我发现这个在查找动态规划问题。 您将得到如下形式的unparanthesized EX pression V0 O0 V1 O1 .... VN-1

I found this while looking up problems on dynamic programming. You are given an unparanthesized expression of the form V0 O0 V1 O1 .... Vn-1

我们必须把括号内最大化的整个前pression的价值的地方。

We have to put brackets at places which maximizes the value of the entire expression.

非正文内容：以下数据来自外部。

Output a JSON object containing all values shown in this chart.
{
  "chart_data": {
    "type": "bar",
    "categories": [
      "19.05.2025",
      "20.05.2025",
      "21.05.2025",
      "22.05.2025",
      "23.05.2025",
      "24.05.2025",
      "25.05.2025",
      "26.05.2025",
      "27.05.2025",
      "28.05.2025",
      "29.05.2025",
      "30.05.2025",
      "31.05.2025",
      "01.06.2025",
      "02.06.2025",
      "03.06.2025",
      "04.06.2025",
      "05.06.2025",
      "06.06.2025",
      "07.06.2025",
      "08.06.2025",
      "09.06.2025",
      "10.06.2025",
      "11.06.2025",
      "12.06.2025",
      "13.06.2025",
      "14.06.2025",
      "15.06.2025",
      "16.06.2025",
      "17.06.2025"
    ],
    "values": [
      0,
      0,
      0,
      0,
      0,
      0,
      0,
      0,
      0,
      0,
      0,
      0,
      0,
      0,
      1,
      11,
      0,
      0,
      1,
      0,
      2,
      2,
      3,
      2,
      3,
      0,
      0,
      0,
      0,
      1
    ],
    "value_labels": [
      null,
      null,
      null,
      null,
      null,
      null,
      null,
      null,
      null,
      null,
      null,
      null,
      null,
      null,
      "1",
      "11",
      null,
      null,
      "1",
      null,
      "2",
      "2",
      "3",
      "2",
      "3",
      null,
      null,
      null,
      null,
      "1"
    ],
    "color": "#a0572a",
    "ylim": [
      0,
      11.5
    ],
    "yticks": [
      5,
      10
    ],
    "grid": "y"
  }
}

五世的是操作数和O是经营者。 在问题运营商的第一个版本，可*和+和操作数​​是积极的。 第二个版本的问题是完全通用的。

V's are the operands and O's are the operators. In the first version of problem operators can be * and + and operands are positive. Second version of problem is completely general.

对于第一个版本，我想出了DP的解决方案。

For the first version i came up with DP solution .

解决方案 - A [] =操作数数组 B〔] - 运算符阵 T（A [I，J]） - 的前pression最大值  T（A [0，N-1]）= MAX在所有I {（T（A [0,1]）爱T（A [1 + 1，N-1]））}

Solution - A[] = operands array B[] - operators array T(A[i,j]) - max value of expression T(A[0,n-1]) = max over all i {(T(A[0,i]) Oi T(A[i+1,n-1]))}

边界的情况下是微不足道的（当i = j）条。 我需要用下面的帮助 - 分析该算法的运行时间。如果存在一个更好的。

The boundary cases are trivial (when i = j). I need help with the following - Analyze the running time of this algorithm. And if there exists a better one.

推荐答案

这是比较容易分析计算 A [I，J] 从短距离的元素更远的距离。算法，看起来像：

It is easier to analyze calculation of A[i,j] elements from shorter ranges to longer ranges. Algorithm for that looks like:

# Initialization of single values
for i in 0, ..., n-1:
  A[i,i] = V[i]

# Iterate through number of operation
for d in 1, ..., n-1:
  # Range start
  for i in 0, ..., n-1-d:
    j = i + d
    A[i,j] = max( A[i,x] O_x A[x+1,j] for x in i, ..., j-1)

print 'Result', A[0,n-1]

由于 A [] 可以用一定的时间访问（阵列）比算法实现的是为O（n ^ 3）。

Since A[] can be implemented with constant time access (array) than algorithm is O(n^3).